Il luogo più buio che esisteva al mondo, forse, seppur parzialmente illuminato dalla fioca luce di un lampadario.

Erano le 3:04 di notte. Il silenzio regnava sovrano nella sala d'attesa, complice del gelo, in quella stanza riscaldata da termosifoni ma non da calore umano.

Non c'era nessun calore, nella paura di perdere qualcuno.

La luna in cielo era oscurata.

Era la prima cosa che Manuel era riuscito a notare, una volta tornato nel mondo reale.
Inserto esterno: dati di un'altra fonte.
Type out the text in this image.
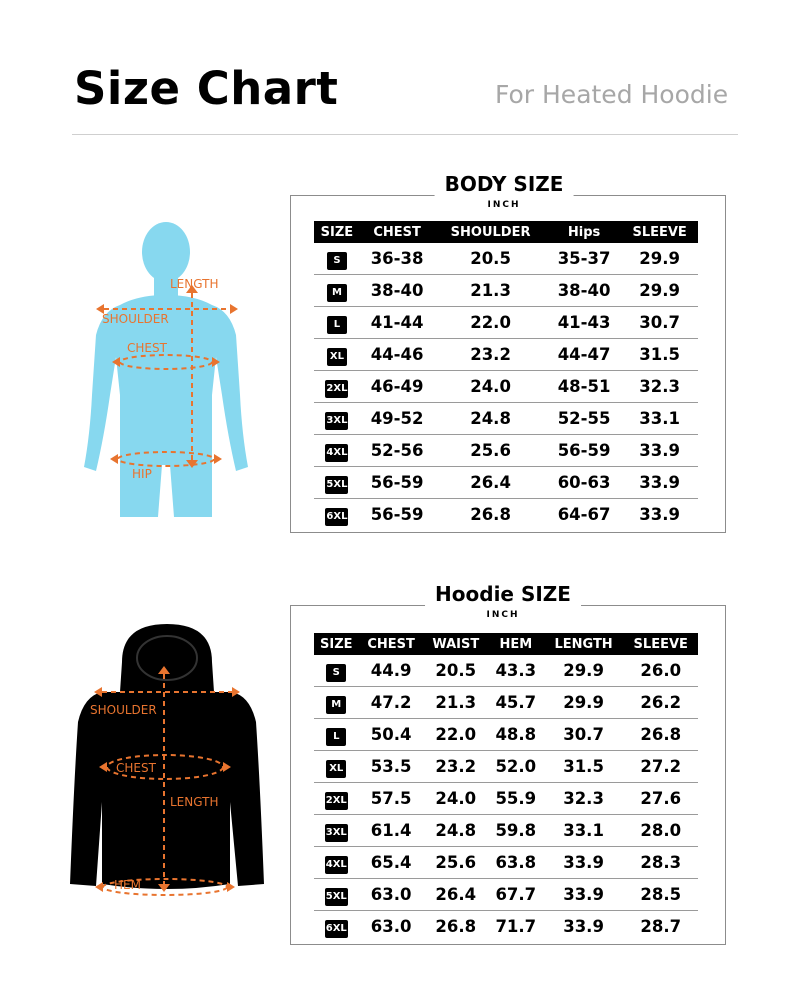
Size Chart	For Heated Hoodie
LENGTH
SHOULDER
CHEST
HIP
BODY SIZE
INCH
SIZE	CHEST	SHOULDER	Hips	SLEEVE
S	36-38	20.5	35-37	29.9
M	38-40	21.3	38-40	29.9
L	41-44	22.0	41-43	30.7
XL	44-46	23.2	44-47	31.5
2XL	46-49	24.0	48-51	32.3
3XL	49-52	24.8	52-55	33.1
4XL	52-56	25.6	56-59	33.9
5XL	56-59	26.4	60-63	33.9
6XL	56-59	26.8	64-67	33.9
SHOULDER
CHEST
LENGTH
HEM
Hoodie SIZE
INCH
SIZE	CHEST	WAIST	HEM	LENGTH	SLEEVE
S	44.9	20.5	43.3	29.9	26.0
M	47.2	21.3	45.7	29.9	26.2
L	50.4	22.0	48.8	30.7	26.8
XL	53.5	23.2	52.0	31.5	27.2
2XL	57.5	24.0	55.9	32.3	27.6
3XL	61.4	24.8	59.8	33.1	28.0
4XL	65.4	25.6	63.8	33.9	28.3
5XL	63.0	26.4	67.7	33.9	28.5
6XL	63.0	26.8	71.7	33.9	28.7
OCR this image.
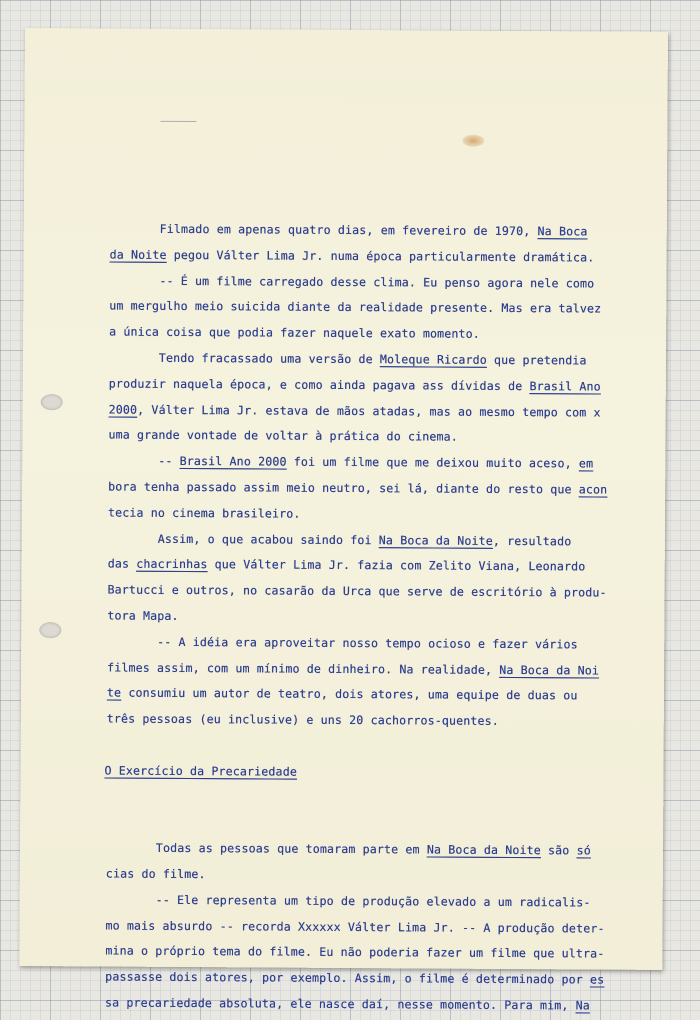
Filmado em apenas quatro dias, em fevereiro de 1970, Na Boca
da Noite pegou Válter Lima Jr. numa época particularmente dramática.
-- É um filme carregado desse clima. Eu penso agora nele como
um mergulho meio suicida diante da realidade presente. Mas era talvez
a única coisa que podia fazer naquele exato momento.
Tendo fracassado uma versão de Moleque Ricardo que pretendia
produzir naquela época, e como ainda pagava ass dívidas de Brasil Ano
2000, Válter Lima Jr. estava de mãos atadas, mas ao mesmo tempo com x
uma grande vontade de voltar à prática do cinema.
-- Brasil Ano 2000 foi um filme que me deixou muito aceso, em
bora tenha passado assim meio neutro, sei lá, diante do resto que acon
tecia no cinema brasileiro.
Assim, o que acabou saindo foi Na Boca da Noite, resultado
das chacrinhas que Válter Lima Jr. fazia com Zelito Viana, Leonardo
Bartucci e outros, no casarão da Urca que serve de escritório à produ-
tora Mapa.
-- A idéia era aproveitar nosso tempo ocioso e fazer vários
filmes assim, com um mínimo de dinheiro. Na realidade, Na Boca da Noi
te consumiu um autor de teatro, dois atores, uma equipe de duas ou
três pessoas (eu inclusive) e uns 20 cachorros-quentes.
O Exercício da Precariedade
Todas as pessoas que tomaram parte em Na Boca da Noite são só
cias do filme.
-- Ele representa um tipo de produção elevado a um radicalis-
mo mais absurdo -- recorda Xxxxxx Válter Lima Jr. -- A produção deter-
mina o próprio tema do filme. Eu não poderia fazer um filme que ultra-
passasse dois atores, por exemplo. Assim, o filme é determinado por es
sa precariedade absoluta, ele nasce daí, nesse momento. Para mim, Na
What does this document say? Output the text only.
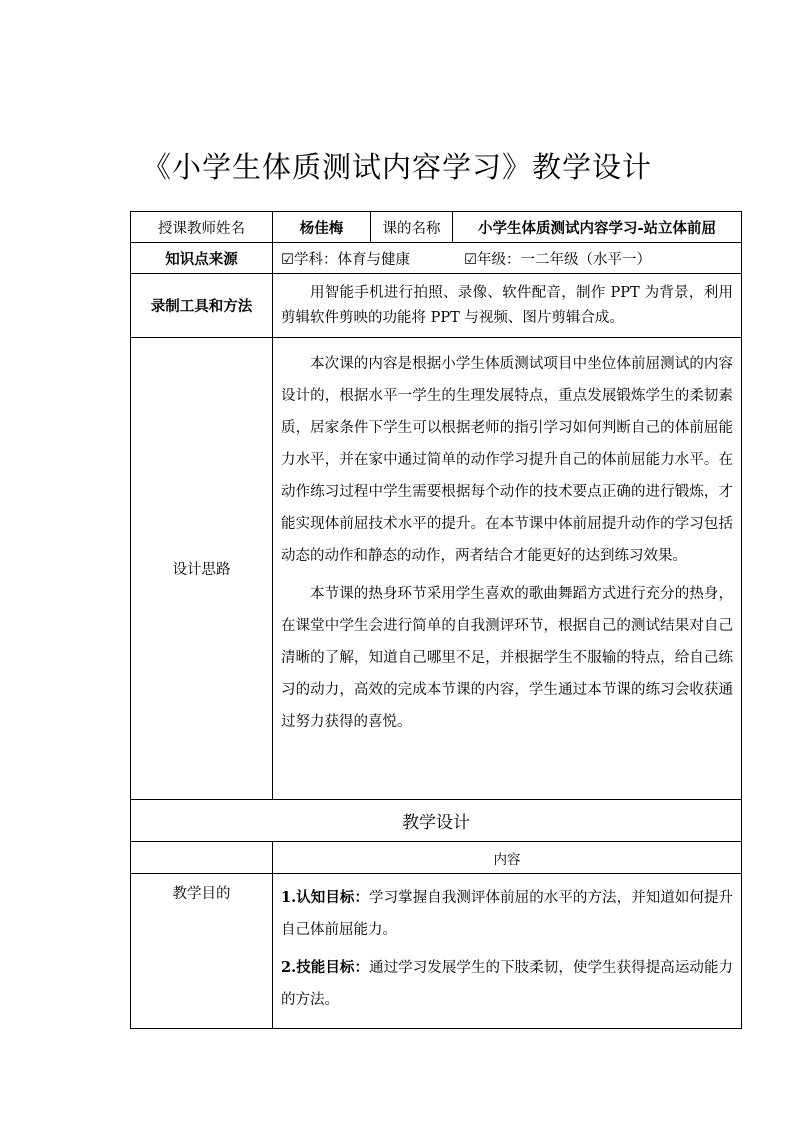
《小学生体质测试内容学习》教学设计
授课教师姓名	杨佳梅	课的名称	小学生体质测试内容学习-站立体前屈
知识点来源	☑学科：体育与健康 ☑年级：一二年级（水平一）		
录制工具和方法	用智能手机进行拍照、录像、软件配音，制作 PPT 为背景，利用剪辑软件剪映的功能将 PPT 与视频、图片剪辑合成。		

设计思路	本次课的内容是根据小学生体质测试项目中坐位体前屈测试的内容设计的，根据水平一学生的生理发展特点，重点发展锻炼学生的柔韧素质，居家条件下学生可以根据老师的指引学习如何判断自己的体前屈能力水平，并在家中通过简单的动作学习提升自己的体前屈能力水平。在动作练习过程中学生需要根据每个动作的技术要点正确的进行锻炼，才能实现体前屈技术水平的提升。在本节课中体前屈提升动作的学习包括动态的动作和静态的动作，两者结合才能更好的达到练习效果。

本节课的热身环节采用学生喜欢的歌曲舞蹈方式进行充分的热身，在课堂中学生会进行简单的自我测评环节，根据自己的测试结果对自己清晰的了解，知道自己哪里不足，并根据学生不服输的特点，给自己练习的动力，高效的完成本节课的内容，学生通过本节课的练习会收获通过努力获得的喜悦。		

教学设计			
	内容		
教学目的	1.认知目标：学习掌握自我测评体前屈的水平的方法，并知道如何提升自己体前屈能力。

2.技能目标：通过学习发展学生的下肢柔韧，使学生获得提高运动能力的方法。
Neanche se lo ricordava come era arrivato in ospedale. Era tutto confuso, sfocato dal batticuore, dal panico. La voce di sua madre al telefono, che tremante lo supplicava di correre in ospedale perché Simone aveva fatto un incidente ed era grave. Il cellulare che gli cascava dalle mani, quell'urlo animalesco, Domenico che gli scuoteva le spalle e gli chiedeva cosa fosse successo. Poi ancora lui che riusciva a balbettare qualcosa, veniva trascinato in macchina, in qualche modo camminava senza che le gambe cedessero.

La voce nella sua testa che continuava a strillare, è colpa tua, è colpa tua, è solo colpa tua.

Perché lo aveva visto a pezzi, e gli aveva chiuso la porta in faccia. Aveva finito di distruggerlo, per evitare di fare proprio quello.

Simone non lo avrebbe mai fatto.

Simone avrebbe distrutto la sua stessa vita per lui.

Era lui che non glielo aveva permesso, l'ultima volta.

É colpa tua, tua, tua.

Le dita tra i capelli, le grida contro i medici, le mani di Dante che si aggrappavano al suo busto per calmarlo, per fermarlo. E ancora i singhiozzi sommessi, le lacrime sul petto di sua madre, la sua mano confortante che gli accarezzava la schiena.

Tre ore infinite che passavano, le notizie che non arrivavano. Quattro mura troppo strette per tutto quello sgomento, tutto quel freddo.

Che tanto, se il calore smetteva di vivere nel petto di Simone, avrebbe smesso di vivere in tutto l'universo.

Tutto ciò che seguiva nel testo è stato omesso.